Scrabble Helper

What is this tool?

The Scrabble Helper finds every valid word you can play from your current rack, ranked by Scrabble score so the most valuable plays rise straight to the top. It also lets you enter letters that are accessible on the board — up to one of those can be combined with your rack per word, modelling a common real-game tactic of extending or hooking onto existing tiles.

Is this cheating?

Well… yes, a little. But it’s also a brilliant way to learn. Studying the suggestions after a game — or even mid-game for casual sessions — is one of the fastest ways to discover high-value words, practice board vision, and add Q-without-U words or obscure two-letter gems to your repertoire. Use it however works for you.

How to use it

  • Type your rack tiles into the first box (up to 7 letters for a standard Scrabble rack).
  • Optionally enter any accessible board letters — letters already on the board that you could play through or next to. The tool will include words that need exactly one of those letters
  • Choose a word list — Scrabble (~170k) matches the official tournament dictionary, while Extended (~370k) casts a wider net for casual play. Or try Recognizable words to cheat without looking too obvious!
  • Results are sorted highest score first. The number shown on each tile is its raw letter-value sum — multiply by any board multipliers yourself.

Quick strategy tips

  • Play the S wisely.
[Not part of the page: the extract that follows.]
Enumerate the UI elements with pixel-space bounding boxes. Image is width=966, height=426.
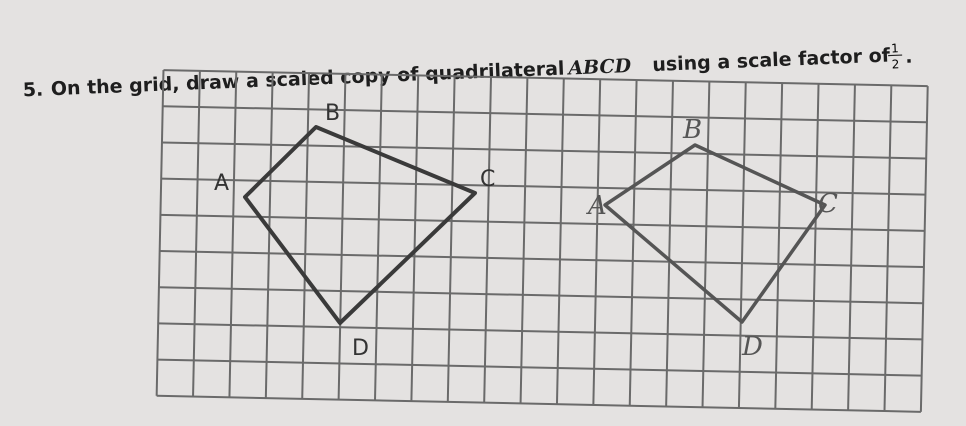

An S is only worth 1 point but pluralising a high-value word already on the board is almost always better than spending it on a short new word.
  • Two-letter words are gold. Short words like qi, za, ax, and ex score big for their length and open new board lines for your next turn.
  • Use premium squares. A triple-word score multiplies the whole word, so even a modest rack can explode in value. Search for the highest-scoring word that reaches that square.
  • Hold onto your blanks. Blank tiles score 0 points themselves but can complete any high-value seven-letter bingo for the 50-point bonus — save them for when they unlock a big play.
  • Balance your rack. After a play, aim to keep a mix of vowels and consonants so your next draw is more likely to give you good options.